Results, compared with placebo, demonstrated that in patients with episodic migraine and aura history treated with 70mg and 140mg of erenumab, the mean changes in MMD at week 12 was reduced by -1.1 days (95% CI: -1.7 to -0.6) and -0.9 days (95% CI: -1.6 to -0.2), respectively. In patients with episodic migraine without aura history treated with 70mg and 140mg of erenumab, MMD was reduced by -1.2 days (95% CI: -1.6 to -0.7) and -2.5 days (95% CI: -3.2 to -1.8), respectively. In patients with chronic migraine and a history of aura, MMD was reduced by -2.1 days with 70mg of erenumab (95% CI: -3.8 to -0.5) and -3.1 days (95% CI: -4.8 to -1.4) with 140mg of erenumab, respectively. In patients with chronic migraine without aura history, MMD was reduced by -2.7 days with 70mg of erenumab (95% CI: -4.1 to -1.3) and -2.1 days with 140mg of erenumab (95% CI: -3.5 to -0.7), respectively.2

Also, patients in the erenumab arm showed significantly lesser usage of acute migraine–specific medication (AMSM) when compared with the placebo arm: Among patients with episodic migraine and aura history, the mean changes in monthly AMSM days when treated with 70mg and 140mg of erenumab were -0.9 (95% CI: -1.4 to -0.3) and -1.3 (95% CI: -2.0 to -0.5), respectively; Among patients with episodic migraine and without aura history, mean changes in monthly AMSM when treated with 70mg and 140mg of erenumab were -1.3 (95% CI: -1.8 to -0.8) and -2.4 (95% CI: -3.1 to -1.8), respectively; Among patients in the chronic group with aura history, the mean changes in AMSM days when treated with 70mg and 140mg of erenumab were -2.4 (95% CI: -3.9 to -1.0) and -3.7 (95% CI: -5.0 to -2.3), respectively; Among patients in the chronic group without aura history, the mean changes in AMSM days when treated with 70mg and 140mg of erenumab were -2.3 (95% CI: -3.5 to -1.0) and -3.0 (95% CI: -4.2 to -1.7), respectively.2 The safety profiles were similar in patients with migraine irrespective of their aura status.2

Overall, erenumab potentially reduces migraine frequency and AMSM days, making it a suitable preventive treatment for migraine patients.2


References
  1. Migraine headaches. Available at: https://my.clevelandclinic.org/health/diseases/5005-migraine-headaches. Accessed January 17, 2022.
  2. Ashina M et al. Assessment of Erenumab Safety and Efficacy in Patients With Migraine With and Without Aura.
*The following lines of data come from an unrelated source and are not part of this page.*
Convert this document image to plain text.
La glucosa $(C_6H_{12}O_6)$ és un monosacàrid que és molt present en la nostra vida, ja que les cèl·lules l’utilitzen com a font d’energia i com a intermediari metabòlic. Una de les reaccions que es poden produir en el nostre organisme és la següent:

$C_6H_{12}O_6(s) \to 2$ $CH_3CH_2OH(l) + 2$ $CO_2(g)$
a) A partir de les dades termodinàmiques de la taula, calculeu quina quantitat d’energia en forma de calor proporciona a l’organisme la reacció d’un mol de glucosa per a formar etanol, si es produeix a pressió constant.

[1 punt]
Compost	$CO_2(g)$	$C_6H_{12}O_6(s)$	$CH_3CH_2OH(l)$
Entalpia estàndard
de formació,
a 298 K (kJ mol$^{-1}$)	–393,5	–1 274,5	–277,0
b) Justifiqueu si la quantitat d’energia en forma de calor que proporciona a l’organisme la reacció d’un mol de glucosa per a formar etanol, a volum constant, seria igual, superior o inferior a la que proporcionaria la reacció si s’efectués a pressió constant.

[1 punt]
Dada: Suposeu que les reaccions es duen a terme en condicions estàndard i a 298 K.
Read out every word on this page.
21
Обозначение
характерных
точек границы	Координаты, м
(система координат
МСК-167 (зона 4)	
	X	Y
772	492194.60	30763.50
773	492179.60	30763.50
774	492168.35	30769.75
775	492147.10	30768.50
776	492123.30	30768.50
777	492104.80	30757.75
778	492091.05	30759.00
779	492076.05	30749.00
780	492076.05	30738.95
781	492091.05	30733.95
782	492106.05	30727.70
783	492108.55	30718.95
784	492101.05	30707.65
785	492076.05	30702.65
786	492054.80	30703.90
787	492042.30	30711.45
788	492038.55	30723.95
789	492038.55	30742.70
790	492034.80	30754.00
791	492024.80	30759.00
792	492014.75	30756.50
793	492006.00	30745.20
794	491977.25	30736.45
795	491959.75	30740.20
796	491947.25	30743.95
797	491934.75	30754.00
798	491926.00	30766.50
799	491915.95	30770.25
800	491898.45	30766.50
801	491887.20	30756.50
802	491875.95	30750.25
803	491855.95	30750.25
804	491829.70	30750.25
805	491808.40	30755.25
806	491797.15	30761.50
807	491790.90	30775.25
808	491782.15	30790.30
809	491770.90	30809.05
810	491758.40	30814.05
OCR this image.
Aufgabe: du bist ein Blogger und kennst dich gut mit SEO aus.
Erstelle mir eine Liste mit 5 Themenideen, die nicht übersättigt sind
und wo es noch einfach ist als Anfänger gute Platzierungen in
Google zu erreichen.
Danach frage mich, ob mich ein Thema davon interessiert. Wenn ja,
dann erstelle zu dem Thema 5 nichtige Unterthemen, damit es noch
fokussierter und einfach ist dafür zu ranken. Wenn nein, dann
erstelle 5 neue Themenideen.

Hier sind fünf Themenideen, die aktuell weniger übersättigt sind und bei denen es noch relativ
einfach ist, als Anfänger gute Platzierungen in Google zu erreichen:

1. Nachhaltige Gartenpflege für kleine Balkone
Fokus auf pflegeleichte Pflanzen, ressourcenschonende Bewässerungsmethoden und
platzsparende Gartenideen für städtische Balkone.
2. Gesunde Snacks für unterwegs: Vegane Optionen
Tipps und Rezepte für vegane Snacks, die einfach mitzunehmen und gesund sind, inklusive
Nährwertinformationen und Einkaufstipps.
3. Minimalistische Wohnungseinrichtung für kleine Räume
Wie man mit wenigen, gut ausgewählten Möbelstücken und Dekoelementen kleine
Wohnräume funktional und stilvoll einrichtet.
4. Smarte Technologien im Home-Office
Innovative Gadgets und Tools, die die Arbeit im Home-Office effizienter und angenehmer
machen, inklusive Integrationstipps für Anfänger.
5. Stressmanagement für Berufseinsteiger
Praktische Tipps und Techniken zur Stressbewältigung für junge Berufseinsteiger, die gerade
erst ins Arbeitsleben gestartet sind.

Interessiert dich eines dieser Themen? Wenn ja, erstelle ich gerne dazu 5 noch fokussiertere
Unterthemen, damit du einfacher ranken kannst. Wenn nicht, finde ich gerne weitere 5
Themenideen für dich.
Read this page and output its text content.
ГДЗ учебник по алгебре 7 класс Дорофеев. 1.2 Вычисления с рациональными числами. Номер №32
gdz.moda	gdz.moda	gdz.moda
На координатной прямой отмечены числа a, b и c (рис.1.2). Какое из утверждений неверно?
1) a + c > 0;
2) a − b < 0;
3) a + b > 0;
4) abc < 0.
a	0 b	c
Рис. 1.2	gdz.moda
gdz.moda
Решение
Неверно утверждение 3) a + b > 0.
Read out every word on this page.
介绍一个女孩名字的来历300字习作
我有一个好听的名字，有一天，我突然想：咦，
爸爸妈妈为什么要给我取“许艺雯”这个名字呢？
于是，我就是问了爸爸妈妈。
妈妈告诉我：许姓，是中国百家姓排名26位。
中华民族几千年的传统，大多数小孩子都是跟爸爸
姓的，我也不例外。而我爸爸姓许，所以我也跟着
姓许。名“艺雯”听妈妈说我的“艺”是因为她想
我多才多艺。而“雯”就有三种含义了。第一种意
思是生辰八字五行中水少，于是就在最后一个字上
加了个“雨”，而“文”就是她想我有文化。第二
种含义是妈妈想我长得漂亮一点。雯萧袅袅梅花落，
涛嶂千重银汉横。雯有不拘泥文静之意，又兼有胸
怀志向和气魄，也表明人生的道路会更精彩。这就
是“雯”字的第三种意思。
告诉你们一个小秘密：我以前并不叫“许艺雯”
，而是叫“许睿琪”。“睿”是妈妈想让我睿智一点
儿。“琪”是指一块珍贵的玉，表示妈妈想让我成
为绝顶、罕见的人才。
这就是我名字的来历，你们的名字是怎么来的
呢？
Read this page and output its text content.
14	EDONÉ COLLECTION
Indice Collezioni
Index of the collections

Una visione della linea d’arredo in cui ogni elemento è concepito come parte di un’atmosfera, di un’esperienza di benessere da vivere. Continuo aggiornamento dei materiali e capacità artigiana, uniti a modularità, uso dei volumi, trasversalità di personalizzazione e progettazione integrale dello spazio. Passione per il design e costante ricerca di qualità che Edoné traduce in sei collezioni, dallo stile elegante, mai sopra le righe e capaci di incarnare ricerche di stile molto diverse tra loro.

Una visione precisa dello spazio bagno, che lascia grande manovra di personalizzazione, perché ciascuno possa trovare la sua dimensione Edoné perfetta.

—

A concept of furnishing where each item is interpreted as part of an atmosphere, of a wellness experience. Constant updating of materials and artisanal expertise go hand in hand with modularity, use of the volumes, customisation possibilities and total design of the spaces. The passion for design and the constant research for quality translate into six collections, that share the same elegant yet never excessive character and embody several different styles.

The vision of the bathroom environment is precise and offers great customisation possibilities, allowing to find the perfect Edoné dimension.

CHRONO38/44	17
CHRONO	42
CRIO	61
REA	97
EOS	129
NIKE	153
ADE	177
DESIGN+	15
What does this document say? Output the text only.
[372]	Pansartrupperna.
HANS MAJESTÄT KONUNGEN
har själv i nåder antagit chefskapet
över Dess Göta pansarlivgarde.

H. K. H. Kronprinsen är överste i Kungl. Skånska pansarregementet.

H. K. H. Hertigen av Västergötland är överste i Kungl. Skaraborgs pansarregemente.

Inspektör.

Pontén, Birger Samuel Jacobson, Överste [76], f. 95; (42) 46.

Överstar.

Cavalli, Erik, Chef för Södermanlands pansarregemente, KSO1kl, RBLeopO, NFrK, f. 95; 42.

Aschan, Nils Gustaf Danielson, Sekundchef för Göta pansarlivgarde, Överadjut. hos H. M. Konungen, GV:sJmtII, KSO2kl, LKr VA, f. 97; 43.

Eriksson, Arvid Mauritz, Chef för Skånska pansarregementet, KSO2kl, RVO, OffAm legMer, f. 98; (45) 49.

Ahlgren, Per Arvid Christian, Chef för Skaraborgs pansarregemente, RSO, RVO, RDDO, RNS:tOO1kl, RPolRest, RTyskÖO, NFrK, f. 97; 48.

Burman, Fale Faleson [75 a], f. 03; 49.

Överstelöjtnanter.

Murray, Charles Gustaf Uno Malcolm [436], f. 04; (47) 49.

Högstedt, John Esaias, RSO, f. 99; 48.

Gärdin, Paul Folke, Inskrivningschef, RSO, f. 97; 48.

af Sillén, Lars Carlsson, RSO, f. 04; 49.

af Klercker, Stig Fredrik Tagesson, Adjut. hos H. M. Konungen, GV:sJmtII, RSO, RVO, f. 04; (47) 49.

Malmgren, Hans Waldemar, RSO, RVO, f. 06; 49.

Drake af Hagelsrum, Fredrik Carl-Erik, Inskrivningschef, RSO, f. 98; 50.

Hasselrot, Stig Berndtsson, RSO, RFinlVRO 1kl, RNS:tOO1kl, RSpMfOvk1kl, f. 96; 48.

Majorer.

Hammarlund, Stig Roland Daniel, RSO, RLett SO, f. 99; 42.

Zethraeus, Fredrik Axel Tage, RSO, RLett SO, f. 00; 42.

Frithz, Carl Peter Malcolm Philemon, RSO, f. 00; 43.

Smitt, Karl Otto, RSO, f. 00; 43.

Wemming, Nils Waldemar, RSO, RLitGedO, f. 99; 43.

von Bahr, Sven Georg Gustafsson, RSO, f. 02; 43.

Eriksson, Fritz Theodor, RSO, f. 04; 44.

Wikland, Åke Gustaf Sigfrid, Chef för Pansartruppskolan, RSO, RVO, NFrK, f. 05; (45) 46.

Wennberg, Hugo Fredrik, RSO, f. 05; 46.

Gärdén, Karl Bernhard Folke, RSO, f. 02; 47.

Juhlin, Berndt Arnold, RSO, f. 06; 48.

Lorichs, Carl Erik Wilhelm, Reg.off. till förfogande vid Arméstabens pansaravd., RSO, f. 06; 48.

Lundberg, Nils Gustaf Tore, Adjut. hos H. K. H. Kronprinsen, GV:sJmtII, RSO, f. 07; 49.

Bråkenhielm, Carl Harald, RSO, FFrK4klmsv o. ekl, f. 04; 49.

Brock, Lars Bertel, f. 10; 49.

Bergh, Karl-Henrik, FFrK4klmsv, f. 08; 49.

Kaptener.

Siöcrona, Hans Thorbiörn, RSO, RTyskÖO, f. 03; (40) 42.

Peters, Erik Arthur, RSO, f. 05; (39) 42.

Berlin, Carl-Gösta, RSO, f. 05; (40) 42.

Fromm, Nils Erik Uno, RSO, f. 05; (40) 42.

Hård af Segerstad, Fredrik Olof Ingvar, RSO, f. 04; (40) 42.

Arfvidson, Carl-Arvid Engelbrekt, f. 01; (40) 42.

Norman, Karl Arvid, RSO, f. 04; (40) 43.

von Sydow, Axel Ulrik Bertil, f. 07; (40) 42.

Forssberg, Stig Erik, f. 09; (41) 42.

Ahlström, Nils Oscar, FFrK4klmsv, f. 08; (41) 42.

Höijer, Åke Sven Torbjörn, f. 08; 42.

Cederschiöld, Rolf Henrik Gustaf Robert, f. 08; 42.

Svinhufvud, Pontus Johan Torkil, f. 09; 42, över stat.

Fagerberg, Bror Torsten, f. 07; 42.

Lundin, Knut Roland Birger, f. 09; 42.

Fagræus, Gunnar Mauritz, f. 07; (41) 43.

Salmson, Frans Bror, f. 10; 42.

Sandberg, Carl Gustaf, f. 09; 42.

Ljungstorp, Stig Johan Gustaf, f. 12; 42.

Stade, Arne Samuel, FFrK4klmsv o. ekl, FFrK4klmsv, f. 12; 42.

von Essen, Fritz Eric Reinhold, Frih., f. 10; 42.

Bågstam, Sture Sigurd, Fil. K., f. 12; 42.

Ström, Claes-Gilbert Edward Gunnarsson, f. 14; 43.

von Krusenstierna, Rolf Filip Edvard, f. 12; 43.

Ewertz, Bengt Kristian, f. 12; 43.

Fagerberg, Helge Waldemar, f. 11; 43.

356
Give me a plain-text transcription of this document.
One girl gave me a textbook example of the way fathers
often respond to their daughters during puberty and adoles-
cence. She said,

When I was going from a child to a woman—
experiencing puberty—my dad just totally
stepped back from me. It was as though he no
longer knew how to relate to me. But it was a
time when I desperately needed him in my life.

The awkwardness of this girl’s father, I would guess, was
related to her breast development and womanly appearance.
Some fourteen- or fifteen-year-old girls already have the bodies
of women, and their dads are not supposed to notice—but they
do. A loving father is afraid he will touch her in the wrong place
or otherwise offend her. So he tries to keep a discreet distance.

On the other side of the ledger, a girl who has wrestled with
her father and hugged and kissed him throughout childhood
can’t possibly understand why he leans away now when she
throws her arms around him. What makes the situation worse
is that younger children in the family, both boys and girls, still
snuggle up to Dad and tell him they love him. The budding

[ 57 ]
JAMA Neurology. 2022.
  3. King C et al. Discovery of the Migraine Prevention Therapeutic Aimovig (Erenumab), the First FDA-Approved Antibody against a G-Protein-Coupled Receptor. ACS Pharmacology & Translational Science. 2019;2(6):85-490.
  4. Woldeamanuel Y and Cowan R. Migraine affects 1 in 10 people worldwide featuring recent rise: A systematic review and meta-analysis of community-based studies involving 6 million participants. J Neurol Sci. 2017;15;372:307-315.